To maximize the potential copyright protections within the metaverse, IP owners and lawyers should consider the following actions: (1) review agreements for distribution of third-party content for proper licenses to copyrighted works; (2) ensure that agreements with customers protect against unintended distribution of copyrighted works; (3) promptly register copyrights in metaverse assets and software; (4) properly mark copyrighted works within the metaverse; and (5) implement technological measures to protect against unauthorized distribution of the works.
Next, trademark owners also repeatedly face difficulties protecting against infringement in virtual spaces. “With the proliferation of user-generated content in the last few decades, as well as online ‘virtual world’ games such as Pokémon Go, The SIMS, and Second Life, a new set of issues have arisen involving the use of third-party trademarks in virtual worlds.” Because the lines between the physical and virtual worlds are increasingly blurred, trademark owners will need to increase their protection efforts.
Although the MetaBirkin decision provides some guidance for trademark protection against NFT usage, there are still uncertainties about trademark protection within the metaverse. Practices to secure and maximize trademark protections within the metaverse include: (1) updating trademark registrations to include virtual goods or services; (2) subscribing to a trademark watch service or using law firms to police the metaverse; (3) immediately notifying the metaverse platform of infringing activity; (4) evaluating how potential claims may impact the marks’ reputation; and (5) establishing a presence in the metaverse to preempt infringement.
The Metaverse Will Continue to Impact IP Systems
The internet and emerging technologies continuously shape the way IP law is viewed, analyzed, and even exploited—especially when user-generated content is at the heart of the debate. Now with the growth of the metaverse and an increasing call to take advantage of this new virtual space, emerging technologies are once again creating cases and controversies on how IP can and should be applied. “The importance of inventiveness and creativity in promoting economic development is well recognized. Under the new conditions of the digital economy, the sources of wealth are increasingly found in intellectual, as opposed to physical, capital.”

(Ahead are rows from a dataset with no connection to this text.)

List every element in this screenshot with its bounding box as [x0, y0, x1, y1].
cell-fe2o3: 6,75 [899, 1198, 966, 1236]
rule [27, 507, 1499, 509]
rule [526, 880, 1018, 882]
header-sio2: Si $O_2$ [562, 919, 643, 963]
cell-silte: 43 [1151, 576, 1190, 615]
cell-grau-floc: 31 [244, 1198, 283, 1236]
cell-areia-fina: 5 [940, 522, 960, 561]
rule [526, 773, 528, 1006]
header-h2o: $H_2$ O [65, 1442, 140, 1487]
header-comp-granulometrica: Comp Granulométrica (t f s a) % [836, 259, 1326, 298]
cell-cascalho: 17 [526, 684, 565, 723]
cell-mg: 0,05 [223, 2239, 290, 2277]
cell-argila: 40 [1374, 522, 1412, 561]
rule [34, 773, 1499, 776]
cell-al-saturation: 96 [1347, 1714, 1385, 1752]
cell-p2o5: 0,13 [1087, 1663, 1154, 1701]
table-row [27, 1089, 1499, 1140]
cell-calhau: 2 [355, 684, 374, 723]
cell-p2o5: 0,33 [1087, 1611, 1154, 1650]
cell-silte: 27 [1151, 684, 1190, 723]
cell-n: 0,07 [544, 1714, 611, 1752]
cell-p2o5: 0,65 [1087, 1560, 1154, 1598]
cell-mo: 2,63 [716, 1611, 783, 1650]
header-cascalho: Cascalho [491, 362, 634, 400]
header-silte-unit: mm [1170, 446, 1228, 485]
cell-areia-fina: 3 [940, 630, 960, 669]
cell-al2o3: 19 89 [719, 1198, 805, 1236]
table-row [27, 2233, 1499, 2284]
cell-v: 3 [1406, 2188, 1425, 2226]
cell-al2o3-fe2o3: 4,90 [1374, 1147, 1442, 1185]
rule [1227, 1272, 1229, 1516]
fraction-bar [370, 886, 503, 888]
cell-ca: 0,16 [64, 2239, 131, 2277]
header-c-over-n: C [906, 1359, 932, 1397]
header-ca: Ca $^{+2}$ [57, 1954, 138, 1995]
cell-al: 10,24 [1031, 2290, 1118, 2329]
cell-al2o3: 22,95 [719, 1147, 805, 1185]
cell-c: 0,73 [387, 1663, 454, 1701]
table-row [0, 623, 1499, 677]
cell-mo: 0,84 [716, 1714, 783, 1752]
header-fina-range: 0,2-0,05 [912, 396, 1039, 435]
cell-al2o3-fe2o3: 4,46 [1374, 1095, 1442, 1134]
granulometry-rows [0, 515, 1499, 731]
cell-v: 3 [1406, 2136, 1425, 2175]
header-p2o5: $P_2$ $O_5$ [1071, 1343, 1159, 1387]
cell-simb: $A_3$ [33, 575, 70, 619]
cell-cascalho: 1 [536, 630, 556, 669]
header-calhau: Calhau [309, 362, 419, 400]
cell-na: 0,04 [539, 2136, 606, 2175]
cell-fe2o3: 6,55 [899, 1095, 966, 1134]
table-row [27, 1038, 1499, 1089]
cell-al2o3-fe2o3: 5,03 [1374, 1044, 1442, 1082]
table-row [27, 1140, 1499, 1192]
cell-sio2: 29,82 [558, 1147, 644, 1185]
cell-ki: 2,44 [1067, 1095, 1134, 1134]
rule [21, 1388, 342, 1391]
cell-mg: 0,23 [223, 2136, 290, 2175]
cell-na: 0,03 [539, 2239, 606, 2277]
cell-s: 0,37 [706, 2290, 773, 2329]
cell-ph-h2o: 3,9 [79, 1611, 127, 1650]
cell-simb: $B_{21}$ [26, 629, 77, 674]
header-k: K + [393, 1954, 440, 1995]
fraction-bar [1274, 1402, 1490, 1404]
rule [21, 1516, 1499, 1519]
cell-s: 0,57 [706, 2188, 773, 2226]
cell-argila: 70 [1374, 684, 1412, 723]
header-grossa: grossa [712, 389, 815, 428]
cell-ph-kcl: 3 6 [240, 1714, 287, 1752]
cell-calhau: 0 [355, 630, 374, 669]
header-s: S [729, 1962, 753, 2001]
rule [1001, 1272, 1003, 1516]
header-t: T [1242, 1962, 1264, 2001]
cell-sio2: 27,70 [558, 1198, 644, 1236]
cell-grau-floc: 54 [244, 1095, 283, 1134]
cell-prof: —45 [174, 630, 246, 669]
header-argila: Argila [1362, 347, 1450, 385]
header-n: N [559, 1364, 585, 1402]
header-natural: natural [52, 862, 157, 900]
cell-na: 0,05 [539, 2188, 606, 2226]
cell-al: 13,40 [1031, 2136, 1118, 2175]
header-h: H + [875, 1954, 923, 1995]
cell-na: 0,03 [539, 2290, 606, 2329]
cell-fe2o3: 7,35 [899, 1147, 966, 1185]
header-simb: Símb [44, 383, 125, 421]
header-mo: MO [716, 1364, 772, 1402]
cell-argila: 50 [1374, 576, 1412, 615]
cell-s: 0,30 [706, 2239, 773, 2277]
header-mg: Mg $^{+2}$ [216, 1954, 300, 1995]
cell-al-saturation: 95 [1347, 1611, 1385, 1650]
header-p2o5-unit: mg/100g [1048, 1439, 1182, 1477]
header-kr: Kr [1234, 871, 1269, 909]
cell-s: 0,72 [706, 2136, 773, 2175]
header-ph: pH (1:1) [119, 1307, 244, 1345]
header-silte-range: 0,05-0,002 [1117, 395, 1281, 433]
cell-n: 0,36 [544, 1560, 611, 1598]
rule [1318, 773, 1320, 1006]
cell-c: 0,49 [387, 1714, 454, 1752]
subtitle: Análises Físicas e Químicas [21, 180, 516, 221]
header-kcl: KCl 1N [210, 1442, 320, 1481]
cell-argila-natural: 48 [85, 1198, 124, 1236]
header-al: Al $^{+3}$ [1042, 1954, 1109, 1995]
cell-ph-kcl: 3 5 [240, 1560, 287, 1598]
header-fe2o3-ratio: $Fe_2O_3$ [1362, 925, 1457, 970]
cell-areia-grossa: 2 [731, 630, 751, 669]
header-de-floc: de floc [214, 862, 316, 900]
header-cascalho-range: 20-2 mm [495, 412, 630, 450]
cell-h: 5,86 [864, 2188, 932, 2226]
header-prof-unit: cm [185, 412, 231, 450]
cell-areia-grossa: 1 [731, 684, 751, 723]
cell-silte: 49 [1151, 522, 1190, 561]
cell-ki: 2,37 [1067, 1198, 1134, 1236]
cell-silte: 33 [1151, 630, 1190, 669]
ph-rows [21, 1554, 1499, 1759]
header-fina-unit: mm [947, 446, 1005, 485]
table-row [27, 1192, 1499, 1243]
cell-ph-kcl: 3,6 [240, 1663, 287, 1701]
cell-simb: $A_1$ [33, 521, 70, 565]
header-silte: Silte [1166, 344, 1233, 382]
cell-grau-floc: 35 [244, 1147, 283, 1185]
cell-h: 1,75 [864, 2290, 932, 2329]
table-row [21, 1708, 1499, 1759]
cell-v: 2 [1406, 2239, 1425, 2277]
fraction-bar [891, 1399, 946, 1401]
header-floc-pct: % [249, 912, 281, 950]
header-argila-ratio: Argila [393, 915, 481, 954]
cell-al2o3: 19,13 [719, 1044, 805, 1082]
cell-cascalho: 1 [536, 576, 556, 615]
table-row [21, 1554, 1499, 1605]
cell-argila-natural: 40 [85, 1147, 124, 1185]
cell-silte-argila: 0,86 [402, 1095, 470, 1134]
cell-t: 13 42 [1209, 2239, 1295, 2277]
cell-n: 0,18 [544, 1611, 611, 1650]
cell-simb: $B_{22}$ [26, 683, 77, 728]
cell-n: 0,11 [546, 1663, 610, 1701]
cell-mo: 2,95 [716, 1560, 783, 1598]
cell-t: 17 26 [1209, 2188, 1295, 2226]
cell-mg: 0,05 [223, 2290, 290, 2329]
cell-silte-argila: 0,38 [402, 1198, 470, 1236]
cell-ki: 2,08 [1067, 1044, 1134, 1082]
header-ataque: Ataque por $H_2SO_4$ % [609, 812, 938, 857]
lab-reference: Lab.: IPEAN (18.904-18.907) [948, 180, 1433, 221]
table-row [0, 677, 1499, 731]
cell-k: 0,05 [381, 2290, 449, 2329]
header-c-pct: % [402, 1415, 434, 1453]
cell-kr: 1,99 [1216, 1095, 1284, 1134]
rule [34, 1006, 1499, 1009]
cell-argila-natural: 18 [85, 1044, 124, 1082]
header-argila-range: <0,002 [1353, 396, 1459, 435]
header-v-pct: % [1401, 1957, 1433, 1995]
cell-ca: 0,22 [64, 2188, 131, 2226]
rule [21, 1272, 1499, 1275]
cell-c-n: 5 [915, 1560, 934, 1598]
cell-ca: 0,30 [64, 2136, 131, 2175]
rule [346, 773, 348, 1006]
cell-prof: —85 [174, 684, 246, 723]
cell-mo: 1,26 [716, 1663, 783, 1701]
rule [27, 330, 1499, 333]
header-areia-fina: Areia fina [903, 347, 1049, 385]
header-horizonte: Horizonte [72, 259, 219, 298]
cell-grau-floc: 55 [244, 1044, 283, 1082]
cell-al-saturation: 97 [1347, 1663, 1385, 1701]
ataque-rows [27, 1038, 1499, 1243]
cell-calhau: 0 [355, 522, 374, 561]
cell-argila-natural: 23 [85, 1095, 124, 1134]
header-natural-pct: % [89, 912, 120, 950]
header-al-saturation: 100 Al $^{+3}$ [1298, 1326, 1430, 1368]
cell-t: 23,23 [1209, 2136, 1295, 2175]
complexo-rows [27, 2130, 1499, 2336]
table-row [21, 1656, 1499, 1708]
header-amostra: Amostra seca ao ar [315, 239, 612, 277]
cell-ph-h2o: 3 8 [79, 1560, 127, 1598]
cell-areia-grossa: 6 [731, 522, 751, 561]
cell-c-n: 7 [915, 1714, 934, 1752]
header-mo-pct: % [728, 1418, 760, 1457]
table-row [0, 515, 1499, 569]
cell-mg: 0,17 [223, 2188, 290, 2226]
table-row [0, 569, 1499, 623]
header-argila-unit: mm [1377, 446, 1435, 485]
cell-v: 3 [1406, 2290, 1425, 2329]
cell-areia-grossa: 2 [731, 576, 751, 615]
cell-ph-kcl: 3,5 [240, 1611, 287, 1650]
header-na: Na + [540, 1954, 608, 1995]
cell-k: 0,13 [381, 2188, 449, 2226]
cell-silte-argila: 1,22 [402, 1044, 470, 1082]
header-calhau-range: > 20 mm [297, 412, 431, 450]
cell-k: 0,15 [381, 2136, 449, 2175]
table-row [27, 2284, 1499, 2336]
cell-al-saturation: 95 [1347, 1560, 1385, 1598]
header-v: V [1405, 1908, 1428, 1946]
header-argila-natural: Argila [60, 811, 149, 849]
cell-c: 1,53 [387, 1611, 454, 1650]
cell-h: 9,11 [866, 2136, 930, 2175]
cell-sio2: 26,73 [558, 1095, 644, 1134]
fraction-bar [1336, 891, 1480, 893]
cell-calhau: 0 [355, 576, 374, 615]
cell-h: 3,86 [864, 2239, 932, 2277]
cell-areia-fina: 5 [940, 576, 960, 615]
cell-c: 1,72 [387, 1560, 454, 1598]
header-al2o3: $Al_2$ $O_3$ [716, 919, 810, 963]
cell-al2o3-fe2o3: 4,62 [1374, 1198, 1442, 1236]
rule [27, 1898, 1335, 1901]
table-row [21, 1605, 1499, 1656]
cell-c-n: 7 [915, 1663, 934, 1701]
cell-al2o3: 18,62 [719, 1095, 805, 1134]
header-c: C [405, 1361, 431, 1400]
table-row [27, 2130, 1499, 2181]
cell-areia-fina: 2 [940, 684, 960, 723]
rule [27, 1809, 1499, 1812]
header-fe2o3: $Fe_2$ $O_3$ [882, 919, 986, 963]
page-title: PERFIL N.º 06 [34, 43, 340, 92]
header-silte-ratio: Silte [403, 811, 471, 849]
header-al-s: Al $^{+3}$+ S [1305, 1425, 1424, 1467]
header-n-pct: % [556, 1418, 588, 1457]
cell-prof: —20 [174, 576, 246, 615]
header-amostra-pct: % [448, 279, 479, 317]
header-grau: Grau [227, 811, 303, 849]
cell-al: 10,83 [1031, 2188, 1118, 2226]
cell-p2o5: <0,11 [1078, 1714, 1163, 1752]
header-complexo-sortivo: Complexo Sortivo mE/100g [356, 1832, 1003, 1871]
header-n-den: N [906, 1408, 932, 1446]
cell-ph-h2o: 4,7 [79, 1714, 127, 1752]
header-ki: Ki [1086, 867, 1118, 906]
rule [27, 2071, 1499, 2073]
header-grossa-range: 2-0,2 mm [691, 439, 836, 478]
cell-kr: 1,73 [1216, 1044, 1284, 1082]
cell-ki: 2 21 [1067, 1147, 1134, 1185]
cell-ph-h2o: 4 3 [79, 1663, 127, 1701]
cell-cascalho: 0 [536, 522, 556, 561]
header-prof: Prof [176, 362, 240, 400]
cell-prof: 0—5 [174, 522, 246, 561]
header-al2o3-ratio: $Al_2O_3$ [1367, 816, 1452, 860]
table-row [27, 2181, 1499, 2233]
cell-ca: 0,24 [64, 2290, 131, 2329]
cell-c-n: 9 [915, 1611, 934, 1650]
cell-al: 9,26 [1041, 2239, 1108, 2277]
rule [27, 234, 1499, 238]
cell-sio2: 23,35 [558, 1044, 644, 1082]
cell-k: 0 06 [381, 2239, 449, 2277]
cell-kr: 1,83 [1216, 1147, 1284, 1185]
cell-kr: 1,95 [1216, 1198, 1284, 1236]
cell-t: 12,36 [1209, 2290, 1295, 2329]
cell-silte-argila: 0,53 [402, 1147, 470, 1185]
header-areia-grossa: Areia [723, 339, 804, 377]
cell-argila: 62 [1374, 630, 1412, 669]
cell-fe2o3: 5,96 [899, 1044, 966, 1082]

Not only are attorneys, courts, and IP owners faced with uncertainties around balancing IP protections with the internet’s goal of providing free access to information, but creative industries and consumers are also being impacted by the upcoming decisions involving the metaverse. With the recent NFT trademark case resolutions, the law appears to slowly be applying the same IP protections to this new space as it once did when the internet raised the same uncertainties.
While this development of emerging technologies occurs through quick bursts of innovation and the law adapts through a slow-and-steady approach, one key question will remain: whether the law should allow the metaverse to act as a catalyst for unleashing creativity and intellectual capacity, or whether long-standing doctrines on the importance of IP protections will preserve works from unfair use.